Odd disconnects when logging off server

Good morning, I am testing Hive in the 2 modes performance and non and the performance is doing much better as expected. The issue I am having is I will have multiple serves and want to log off the server. We are in Amazon AWS so I have an EFS mount setup.

When I am logging local, clients stay connected for days, when I am lgging to the EFS, oddly the hive server is dumping a lot of them at one time. I did notice that the config had the new location setup, but the rotate rule had the local (so that didn’t work), but fixed that this am, but any other thoughts as I wait a day for this?

Attached is an image to show that change

Hi Lance,

nice to see you evaluating HiveMQ. Can you please help me better understand what your are testing?
Are you using EFS exclusively to write logs to, or is your brokers’ entire installation mounted there?

If I understand correctly that you are seeing better performance in a single node versus a 2 node cluster, that can be explained by the fact that a 2-node cluster will perform “full replication”. This means all messages as well as session details (among other data) is replicated fully between both nodes, no matter where a client is connected. This is done to ensure high availability and rule out message loss should either node unexpectedly be lost. Depending on the configured replica count, this effect can be reduced quite considerably once you add further nodes to the cluster as only parts of the traffic are replicated to parts of the cluster while still offering guarantees during outages.

Kind regards,
Finn

Thanks for the quick reply. What we are doing is have devices out in the world that are communicating into our amazon AWS world through a load balancer. We have 15+ mosquitto servers and not happy with the performance, there not accepting more than 2,000 devices even though the CPU and such are all low. Note the application and config are all location, only the event and hivemq logs are being written off the server, but as I mentioned, the config i didn’t realize had the rollover still pointing local, not sure if the log size contributed to the issue, but that is updated this AM and I am waiting to see today.

So I rolled out a hive instance and it beat that mosquito down bad, a base install of mosquitto had around 2,000 connections, where the quick install of hive had over 3.100. So we want to start to migrate those servers to the new hive platform. I put a second in there and started testing performance mode, and as you see, performance was even better, most of the time I can get the same device count with less CPU/RAM.

The next phase is to centralize logging so decelopers don’t need to goto one machine, then the next, but rather goto a shared place and see server1-event.log, server2-event.log (that naming is done with a boot script).

But what is noticed, when I switch from logging to the local disk and to the shared disk, on intervals, that node drops connections and almost starts over.
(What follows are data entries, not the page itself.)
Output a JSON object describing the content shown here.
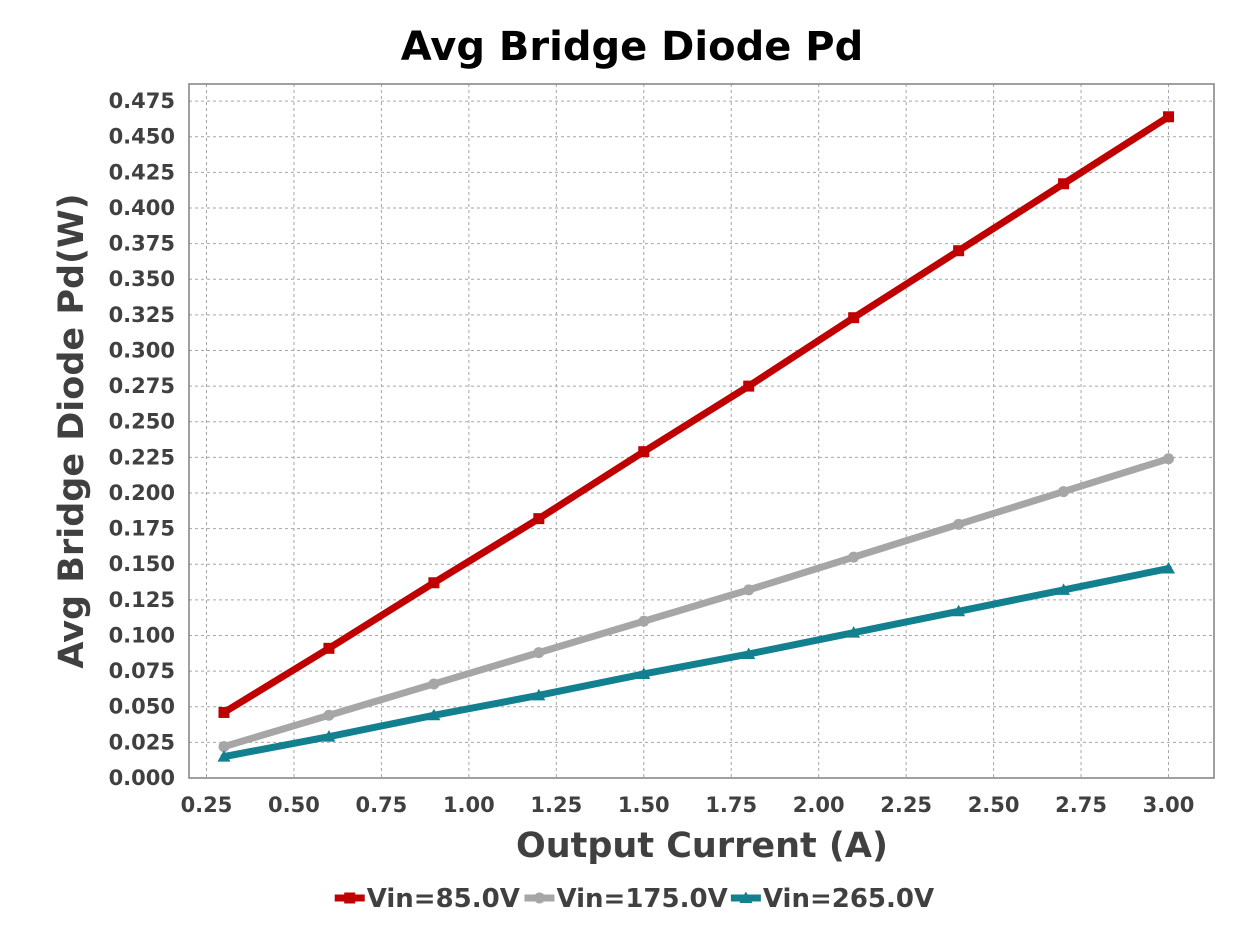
{
  "chart_data": {
    "type": "line",
    "title": "Avg Bridge Diode Pd",
    "xlabel": "Output Current (A)",
    "ylabel": "Avg Bridge Diode Pd(W)",
    "xlim": [
      0.2,
      3.13
    ],
    "ylim": [
      0,
      0.487
    ],
    "xticks": [
      0.25,
      0.5,
      0.75,
      1.0,
      1.25,
      1.5,
      1.75,
      2.0,
      2.25,
      2.5,
      2.75,
      3.0
    ],
    "xtick_labels": [
      "0.25",
      "0.50",
      "0.75",
      "1.00",
      "1.25",
      "1.50",
      "1.75",
      "2.00",
      "2.25",
      "2.50",
      "2.75",
      "3.00"
    ],
    "yticks": [
      0,
      0.025,
      0.05,
      0.075,
      0.1,
      0.125,
      0.15,
      0.175,
      0.2,
      0.225,
      0.25,
      0.275,
      0.3,
      0.325,
      0.35,
      0.375,
      0.4,
      0.425,
      0.45,
      0.475
    ],
    "ytick_labels": [
      "0.000",
      "0.025",
      "0.050",
      "0.075",
      "0.100",
      "0.125",
      "0.150",
      "0.175",
      "0.200",
      "0.225",
      "0.250",
      "0.275",
      "0.300",
      "0.325",
      "0.350",
      "0.375",
      "0.400",
      "0.425",
      "0.450",
      "0.475"
    ],
    "grid": true,
    "legend_position": "bottom",
    "x": [
      0.3,
      0.6,
      0.9,
      1.2,
      1.5,
      1.8,
      2.1,
      2.4,
      2.7,
      3.0
    ],
    "series": [
      {
        "name": "Vin=85.0V",
        "color": "#c00000",
        "marker": "square",
        "values": [
          0.046,
          0.091,
          0.137,
          0.182,
          0.229,
          0.275,
          0.323,
          0.37,
          0.417,
          0.464
        ]
      },
      {
        "name": "Vin=175.0V",
        "color": "#a6a6a6",
        "marker": "circle",
        "values": [
          0.022,
          0.044,
          0.066,
          0.088,
          0.11,
          0.132,
          0.155,
          0.178,
          0.201,
          0.224
        ]
      },
      {
        "name": "Vin=265.0V",
        "color": "#12808f",
        "marker": "triangle",
        "values": [
          0.015,
          0.029,
          0.044,
          0.058,
          0.073,
          0.087,
          0.102,
          0.117,
          0.132,
          0.147
        ]
      }
    ]
  }
}
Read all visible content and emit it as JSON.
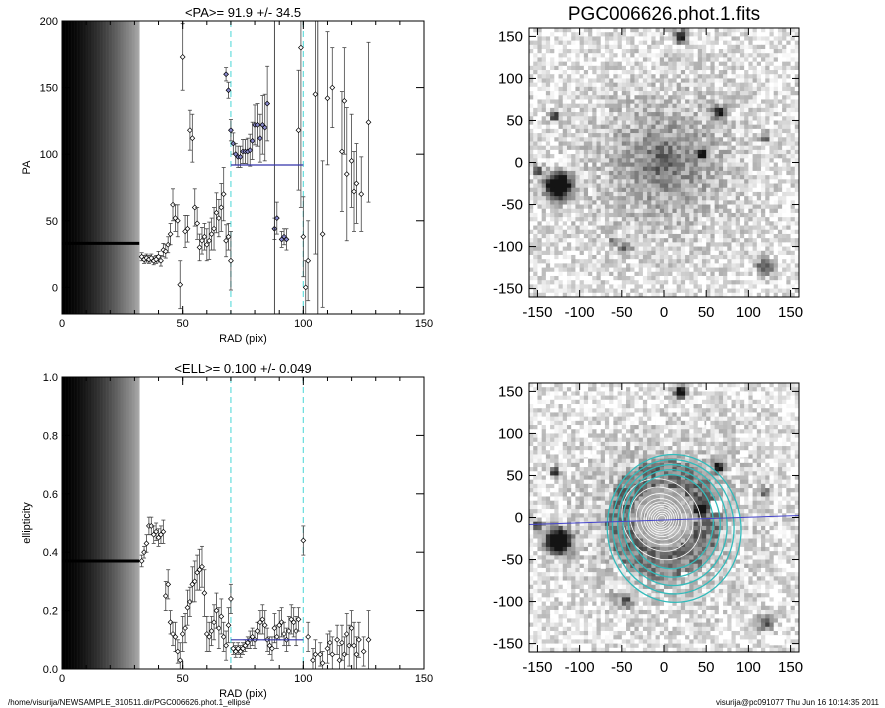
{
  "chart_data": [
    {
      "type": "scatter",
      "title": "<PA>=  91.9 +/-  34.5",
      "xlabel": "RAD (pix)",
      "ylabel": "PA",
      "xlim": [
        0,
        150
      ],
      "ylim": [
        -20,
        200
      ],
      "xticks": [
        0,
        50,
        100,
        150
      ],
      "yticks": [
        0,
        50,
        100,
        150,
        200
      ],
      "reference_lines_x": [
        70,
        100
      ],
      "mean_value": 91.9,
      "mean_segment_x": [
        70,
        100
      ],
      "series": [
        {
          "points": [
            [
              33,
              23,
              3
            ],
            [
              34,
              21,
              3
            ],
            [
              35,
              22,
              3
            ],
            [
              36,
              21,
              3
            ],
            [
              37,
              22,
              3
            ],
            [
              38,
              20,
              3
            ],
            [
              39,
              21,
              3
            ],
            [
              40,
              23,
              4
            ],
            [
              41,
              20,
              4
            ],
            [
              42,
              28,
              5
            ],
            [
              43,
              27,
              5
            ],
            [
              44,
              32,
              6
            ],
            [
              45,
              40,
              8
            ],
            [
              46,
              62,
              12
            ],
            [
              47,
              52,
              10
            ],
            [
              48,
              50,
              12
            ],
            [
              49,
              2,
              18
            ],
            [
              50,
              173,
              25
            ],
            [
              51,
              42,
              12
            ],
            [
              52,
              44,
              10
            ],
            [
              53,
              118,
              15
            ],
            [
              54,
              112,
              18
            ],
            [
              55,
              60,
              14
            ],
            [
              56,
              48,
              12
            ],
            [
              57,
              30,
              10
            ],
            [
              58,
              35,
              10
            ],
            [
              59,
              38,
              10
            ],
            [
              60,
              32,
              12
            ],
            [
              61,
              35,
              14
            ],
            [
              62,
              40,
              12
            ],
            [
              63,
              44,
              16
            ],
            [
              64,
              56,
              15
            ],
            [
              65,
              52,
              14
            ],
            [
              66,
              60,
              18
            ],
            [
              67,
              70,
              20
            ],
            [
              68,
              35,
              12
            ],
            [
              69,
              38,
              10
            ],
            [
              70,
              20,
              22
            ]
          ]
        },
        {
          "points": [
            [
              68,
              160,
              5
            ],
            [
              69,
              148,
              6
            ],
            [
              70,
              118,
              8
            ],
            [
              71,
              108,
              8
            ],
            [
              72,
              100,
              8
            ],
            [
              73,
              98,
              8
            ],
            [
              74,
              98,
              8
            ],
            [
              75,
              102,
              9
            ],
            [
              76,
              102,
              9
            ],
            [
              77,
              102,
              10
            ],
            [
              78,
              103,
              12
            ],
            [
              79,
              110,
              14
            ],
            [
              80,
              122,
              15
            ],
            [
              81,
              122,
              16
            ],
            [
              82,
              112,
              18
            ],
            [
              83,
              122,
              22
            ],
            [
              84,
              120,
              25
            ],
            [
              85,
              138,
              28
            ],
            [
              88,
              44,
              8
            ],
            [
              89,
              52,
              12
            ],
            [
              91,
              36,
              6
            ],
            [
              92,
              38,
              6
            ],
            [
              93,
              36,
              8
            ]
          ]
        },
        {
          "points": [
            [
              98,
              118,
              45
            ],
            [
              99,
              180,
              120
            ],
            [
              100,
              38,
              30
            ],
            [
              101,
              0,
              20
            ],
            [
              102,
              20,
              30
            ],
            [
              105,
              145,
              120
            ],
            [
              108,
              40,
              55
            ],
            [
              110,
              142,
              50
            ],
            [
              112,
              150,
              30
            ],
            [
              116,
              102,
              45
            ],
            [
              117,
              140,
              40
            ],
            [
              118,
              85,
              50
            ],
            [
              120,
              95,
              35
            ],
            [
              121,
              72,
              30
            ],
            [
              122,
              78,
              30
            ],
            [
              124,
              70,
              28
            ],
            [
              127,
              124,
              60
            ]
          ]
        }
      ]
    },
    {
      "type": "image",
      "title": "PGC006626.phot.1.fits",
      "xlim": [
        -160,
        160
      ],
      "ylim": [
        -160,
        160
      ],
      "xticks": [
        -150,
        -100,
        -50,
        0,
        50,
        100,
        150
      ],
      "yticks": [
        150,
        100,
        50,
        0,
        -50,
        -100,
        -150
      ]
    },
    {
      "type": "scatter",
      "title": "<ELL>= 0.100 +/-  0.049",
      "xlabel": "RAD (pix)",
      "ylabel": "ellipticity",
      "xlim": [
        0,
        150
      ],
      "ylim": [
        0,
        1.0
      ],
      "xticks": [
        0,
        50,
        100,
        150
      ],
      "yticks": [
        0.0,
        0.2,
        0.4,
        0.6,
        0.8,
        1.0
      ],
      "ytick_labels": [
        "0.0",
        "0.2",
        "0.4",
        "0.6",
        "0.8",
        "1.0"
      ],
      "reference_lines_x": [
        70,
        100
      ],
      "mean_value": 0.1,
      "mean_segment_x": [
        70,
        100
      ],
      "series": [
        {
          "points": [
            [
              33,
              0.37,
              0.02
            ],
            [
              34,
              0.4,
              0.02
            ],
            [
              35,
              0.43,
              0.03
            ],
            [
              36,
              0.49,
              0.03
            ],
            [
              37,
              0.49,
              0.03
            ],
            [
              38,
              0.46,
              0.03
            ],
            [
              39,
              0.47,
              0.03
            ],
            [
              40,
              0.45,
              0.03
            ],
            [
              41,
              0.46,
              0.03
            ],
            [
              42,
              0.47,
              0.04
            ],
            [
              43,
              0.25,
              0.05
            ],
            [
              44,
              0.29,
              0.05
            ],
            [
              45,
              0.16,
              0.04
            ],
            [
              46,
              0.12,
              0.04
            ],
            [
              47,
              0.11,
              0.05
            ],
            [
              48,
              0.06,
              0.04
            ],
            [
              49,
              0.03,
              0.06
            ],
            [
              50,
              0.12,
              0.06
            ],
            [
              51,
              0.14,
              0.05
            ],
            [
              52,
              0.21,
              0.06
            ],
            [
              53,
              0.23,
              0.05
            ],
            [
              54,
              0.29,
              0.06
            ],
            [
              55,
              0.3,
              0.07
            ],
            [
              56,
              0.33,
              0.06
            ],
            [
              57,
              0.34,
              0.07
            ],
            [
              58,
              0.35,
              0.07
            ],
            [
              59,
              0.26,
              0.08
            ],
            [
              60,
              0.12,
              0.06
            ],
            [
              61,
              0.11,
              0.05
            ],
            [
              62,
              0.13,
              0.05
            ],
            [
              63,
              0.16,
              0.06
            ],
            [
              64,
              0.2,
              0.06
            ],
            [
              65,
              0.14,
              0.07
            ],
            [
              66,
              0.18,
              0.06
            ],
            [
              67,
              0.11,
              0.05
            ],
            [
              68,
              0.08,
              0.05
            ],
            [
              69,
              0.15,
              0.06
            ],
            [
              70,
              0.24,
              0.05
            ]
          ]
        },
        {
          "points": [
            [
              71,
              0.07,
              0.02
            ],
            [
              72,
              0.06,
              0.02
            ],
            [
              73,
              0.07,
              0.02
            ],
            [
              74,
              0.06,
              0.02
            ],
            [
              75,
              0.07,
              0.02
            ],
            [
              76,
              0.08,
              0.02
            ],
            [
              77,
              0.09,
              0.02
            ],
            [
              78,
              0.1,
              0.03
            ],
            [
              79,
              0.11,
              0.03
            ],
            [
              80,
              0.1,
              0.03
            ],
            [
              81,
              0.13,
              0.03
            ],
            [
              82,
              0.16,
              0.04
            ],
            [
              83,
              0.17,
              0.05
            ],
            [
              84,
              0.15,
              0.05
            ],
            [
              85,
              0.1,
              0.04
            ],
            [
              86,
              0.08,
              0.03
            ],
            [
              87,
              0.07,
              0.04
            ],
            [
              88,
              0.14,
              0.05
            ],
            [
              89,
              0.11,
              0.04
            ],
            [
              90,
              0.15,
              0.05
            ],
            [
              91,
              0.16,
              0.05
            ],
            [
              92,
              0.12,
              0.04
            ],
            [
              93,
              0.1,
              0.04
            ],
            [
              94,
              0.13,
              0.05
            ],
            [
              95,
              0.17,
              0.05
            ],
            [
              96,
              0.16,
              0.05
            ],
            [
              97,
              0.13,
              0.05
            ],
            [
              98,
              0.17,
              0.04
            ]
          ]
        },
        {
          "points": [
            [
              100,
              0.44,
              0.05
            ],
            [
              102,
              0.11,
              0.05
            ],
            [
              104,
              0.03,
              0.04
            ],
            [
              105,
              0.05,
              0.05
            ],
            [
              107,
              0.05,
              0.04
            ],
            [
              108,
              0.02,
              0.04
            ],
            [
              110,
              0.07,
              0.05
            ],
            [
              111,
              0.09,
              0.04
            ],
            [
              112,
              0.05,
              0.06
            ],
            [
              114,
              0.1,
              0.05
            ],
            [
              115,
              0.03,
              0.05
            ],
            [
              116,
              0.09,
              0.06
            ],
            [
              117,
              0.05,
              0.06
            ],
            [
              118,
              0.12,
              0.07
            ],
            [
              119,
              0.08,
              0.07
            ],
            [
              120,
              0.14,
              0.06
            ],
            [
              121,
              0.08,
              0.08
            ],
            [
              122,
              0.05,
              0.06
            ],
            [
              123,
              0.1,
              0.06
            ],
            [
              125,
              0.06,
              0.05
            ],
            [
              127,
              0.1,
              0.1
            ]
          ]
        }
      ]
    },
    {
      "type": "image",
      "title": "",
      "xlim": [
        -160,
        160
      ],
      "ylim": [
        -160,
        160
      ],
      "xticks": [
        -150,
        -100,
        -50,
        0,
        50,
        100,
        150
      ],
      "yticks": [
        150,
        100,
        50,
        0,
        -50,
        -100,
        -150
      ],
      "ellipse_radii": [
        70,
        80,
        90,
        100,
        110
      ],
      "contour_radii": [
        6,
        9,
        12,
        15,
        18,
        21,
        24,
        28,
        34,
        42,
        52
      ],
      "pa_line_deg": 1.9
    }
  ],
  "footer": {
    "left": "/home/visurija/NEWSAMPLE_310511.dir/PGC006626.phot.1_ellipse",
    "right": "visurija@pc091077  Thu Jun 16 10:14:35 2011"
  },
  "colors": {
    "reference_line": "#66dddd",
    "mean_line": "#3333aa",
    "highlight_point": "#8888cc",
    "ellipse": "#33bbbb",
    "pa_line": "#4444cc"
  }
}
So when you say they talk to each other, I am not using the pro/paid, cluster, etc. this is just 2 standalone machines on the same network. When the 2 are side by side there fine, performance mode, still good (much better than the first), but once I say log to a shared location that oddity happens.

Here is a week snapshot, and I can go back further, the only change was saying log to that share vs log local (and the log rotate was wrong). I am logging the diskIO to the EFS and not even touching 1% so it’s not an IO issue and there is just one machine that has it mounted so we know its not that either.

Hi Lance,

what instance type are you running HiveMQ on? Is it possible you are running into network limitations which could be playing a role here? It is not immediately obvious to us how logging to EFS would negatively affect broker operations.

Kind regards,
Finn

Sorry for the delay, holidays a bit all over, but regardless thanks for the delay.

These are running on m5.large servers, ubuntu 20.04 with all the latest and greatest patches. I do agree its odd, the EFS I/O barely makes a blip so it’s not an IO issue.

I am welcome to test other thoughts/ideas, different instance types, etc. I can also try to mount an EBS volume for logging and see if I do the same, just a really odd one as we want to replace 15 mosquito nodes, but need the logs in a central place. Cloudwatch is good but a bit clunky, and when we need them we need them real time or I would look to just roll them hourly to the EFS.

But glad to be back on this!